Don’t Make These Individual Retirement Account Deduction Mistakes
If you haven’t maxed out your Individual Retirement Account for 2021, here’s some good news: you still have time.
But if you’re considering a deduction to lower your tax bill, you need to know the rules, experts say.
The last chance for 2021 IRA contributions is the tax filing deadline, which is April 18, 2022, for most Americans.
You can deposit up to $6,000 for 2021 or $7,000 if you’re 50 or older, provided you’ve earned at least that much through employment or self-employment.
Learn more about personal finance:
Why it makes sense to adjust tax deductions earlier in the year
What to do if you received a bad child tax credit letter from the IRS
Plan now to avoid a tax bomb later.
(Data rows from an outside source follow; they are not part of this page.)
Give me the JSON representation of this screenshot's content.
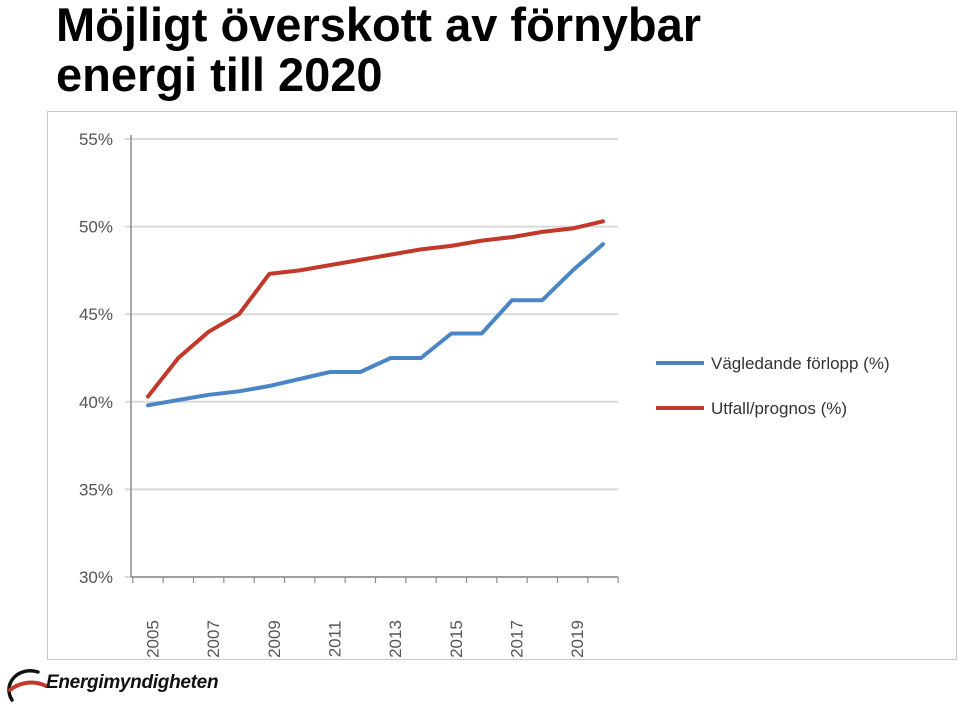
{
  "slide": {
    "title_line1": "Möjligt överskott av förnybar",
    "title_line2": "energi till 2020"
  },
  "logo": {
    "text": "Energimyndigheten"
  },
  "colors": {
    "series_blue": "#4a86c5",
    "series_red": "#c0392b",
    "grid": "#d9d9d9",
    "axis": "#8c8c8c"
  },
  "chart_data": {
    "type": "line",
    "title": "",
    "xlabel": "",
    "ylabel": "",
    "x": [
      2005,
      2006,
      2007,
      2008,
      2009,
      2010,
      2011,
      2012,
      2013,
      2014,
      2015,
      2016,
      2017,
      2018,
      2019,
      2020
    ],
    "x_tick_labels": [
      "2005",
      "2007",
      "2009",
      "2011",
      "2013",
      "2015",
      "2017",
      "2019"
    ],
    "y_tick_labels": [
      "55%",
      "50%",
      "45%",
      "40%",
      "35%",
      "30%"
    ],
    "ylim": [
      30,
      55
    ],
    "grid": true,
    "legend_position": "right",
    "series": [
      {
        "name": "Vägledande förlopp (%)",
        "color": "#4a86c5",
        "values": [
          39.8,
          40.1,
          40.4,
          40.6,
          40.9,
          41.3,
          41.7,
          41.7,
          42.5,
          42.5,
          43.9,
          43.9,
          45.8,
          45.8,
          47.5,
          49.0
        ]
      },
      {
        "name": "Utfall/prognos (%)",
        "color": "#c0392b",
        "values": [
          40.3,
          42.5,
          44.0,
          45.0,
          47.3,
          47.5,
          47.8,
          48.1,
          48.4,
          48.7,
          48.9,
          49.2,
          49.4,
          49.7,
          49.9,
          50.3
        ]
      }
    ]
  }
}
Why the location of your asset matters
“Anyone can contribute to a traditional IRA — you, me, Jeff Bezos,” said certified financial planner Howard Pressman, partner at Egan, Berger & Weiner in Vienna, Virginia.
However, the ability to waive IRA contributions depends on two factors: participation in workplace retirement plans and income.
An investor and spouse can be “in the clear” to write off their entire IRA contributions if both spouses don’t participate in an employer’s retirement plan, said Larry Harris, CFP and director of tax services. at Parsec Financial in Asheville, North Carolina.
However, the rules change if either partner has coverage and participates in the plan, including employee or company deposits.
For example, participation may include employee contributions, company matches, profit sharing, or other employer deposits.
IRA deduction rules
For 2021, single investors using a workplace retirement plan can claim tax relief for their entire IRA contribution if their adjusted adjusted gross income is $66,000 or less.
Although there is still a partial deduction before they reach $76,000, the benefit disappears once they reach that threshold.
Married couples who file together can receive the full benefit with $105,000 or less, and their partial tax relief is still available before reaching $125,000.
There is an IRS chart covering each of these limits here.
Spouses who don’t work outside the home can also contribute based on the earning spouse’s income, in what’s called a spouse IRA, Pressman added.
“It also has income limits, but they are higher than those for workers covered by a plan,” he said.
Non-deductible IRA strategies
Although some investors are not eligible for IRA contribution deductions, there are other options to consider.
Non-deductible IRA contributions are a popular choice because some investors may be eligible to convert the after-tax deposit into a Roth IRA, known as a “backdoor” maneuver, bypassing income limits.
While the strategy was on the chopping block last fall, it survived negotiations for the House Democrats’ social and climate spending plan. However, Build Back Better has stalled in the Senate and talks are ongoing.
Other options may include capping a workplace pension plan, including catch-up contributions for those age 50 and older, Pressman suggests.
After that, someone can consider investing in low turnover index mutual funds in a regular brokerage account.
“This account will not be subject to retirement rules, which will limit your access to funds, and when you receive distributions, your growth will be taxed at more favorable capital gains tax rates rather than tax rates. higher ordinary income from IRAs,” he added.
“Although you will have to pay capital gains and dividend taxes each year, using low-turnover index funds should keep those taxes to a minimum,” he said.